CHICAGO — Percutaneous coronary intervention may not be the best revascularization option for all octogenarians with multivessel coronary artery disease, according to a large study that pitted the procedure against surgical bypass.
The study of nearly 1,700 patients, aged at least 80, found that although in-hospital mortality and short-term survival were better for percutaneous coronary intervention (PCI), survival from 6 months to 8 years was significantly higher among the patients who underwent coronary artery bypass grafting for either two- or three-vessel disease. The data, from the Northern New England Cardiovascular Disease Study Group, anchored at Dartmouth-Hitchcock Medical Center in Lebanon, N.H., were presented at the annual meeting of the Society of Thoracic Surgeons.
“For a long time we never told octogenarians that there was a survival advantage to surgery. The emphasis was on quality of life. I think what we've found is that these older patients actually live quite a long time after treatment. Median survival was 7.7 years, and for those who had bypass it exceeded 8 years,” lead investigator Dr. Lawrence J. Dacey said in an interview.
Over the study period, there were 514 deaths and 5,530 person-years of data. In-hospital mortality was 6% in the 991 patients who underwent coronary artery bypass grafting (CABG) and 3% in the PCI group.
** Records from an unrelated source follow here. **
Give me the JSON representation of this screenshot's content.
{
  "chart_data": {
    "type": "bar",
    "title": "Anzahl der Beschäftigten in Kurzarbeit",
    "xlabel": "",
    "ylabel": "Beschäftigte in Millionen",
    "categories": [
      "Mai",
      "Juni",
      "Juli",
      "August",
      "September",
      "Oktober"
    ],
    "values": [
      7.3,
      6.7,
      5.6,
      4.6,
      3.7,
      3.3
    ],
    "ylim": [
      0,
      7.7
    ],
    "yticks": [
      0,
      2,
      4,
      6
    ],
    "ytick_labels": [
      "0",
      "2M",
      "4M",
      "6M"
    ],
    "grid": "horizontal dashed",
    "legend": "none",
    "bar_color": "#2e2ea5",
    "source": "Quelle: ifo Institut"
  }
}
Survival in the first 6 months was slightly better in the PCI cohort. From 6 months post treatment out to 8 years, CABG patients showed a trend toward increased survival that was most pronounced for those with three-vessel disease.
“However, among those who survived for 6 months beyond their procedures, there was a significant 28% adjusted reduced risk of death at 8 years if they had had CABG rather than PCI,” the Dartmouth physician said. Among patients with two-vessel disease, CABG conferred a highly significant 32% reduced risk of death. For patients with three-vessel disease, there was a trend toward improved survival with CABG that may have fallen short of statistical significance because of the relatively few PCI patients with three-vessel disease.
The study included patients aged 80–89 years with two-vessel disease (58%) and three-vessel disease (42%) but no left-main disease, undergoing a first, nonemergent revascularization during 1992–2001 in northern New England. CABG patients tended to be younger, more often male, and have more peripheral vascular disease and congestive heart failure. PCI patients had more renal dysfunction and a larger number of recent myocardial infarctions.
There exists among physicians what Dr. Dacey called a “bias that patients in this older group are too fragile to undergo major surgery. On the contrary, they're pretty robust and can handle a lot, and in our study those with the biggest advantage from bypass were those who were sickest to begin with.
Previous studies have shown the effectiveness of revascularization in enhancing the quality of life in elderly patients by providing both improved functional status and relief from angina. “Quality of life is particularly important for this age group. Studies have shown that CABG is equal or superior to PCI in improving quality of life. Patients aged 80 and older with multivessel coronary disease must carefully consider the trade-off between the increased up-front risk of CABG in return for improved long-term survival. Not everybody is appropriate for CABG, but those who do want to go through it should be allowed the opportunity to do so,” he concluded.
The seven-center study was not randomized, there were no data on subsequent revascularization, and both PCI and CABG are evolving and improving technically, Dr. Dacey noted.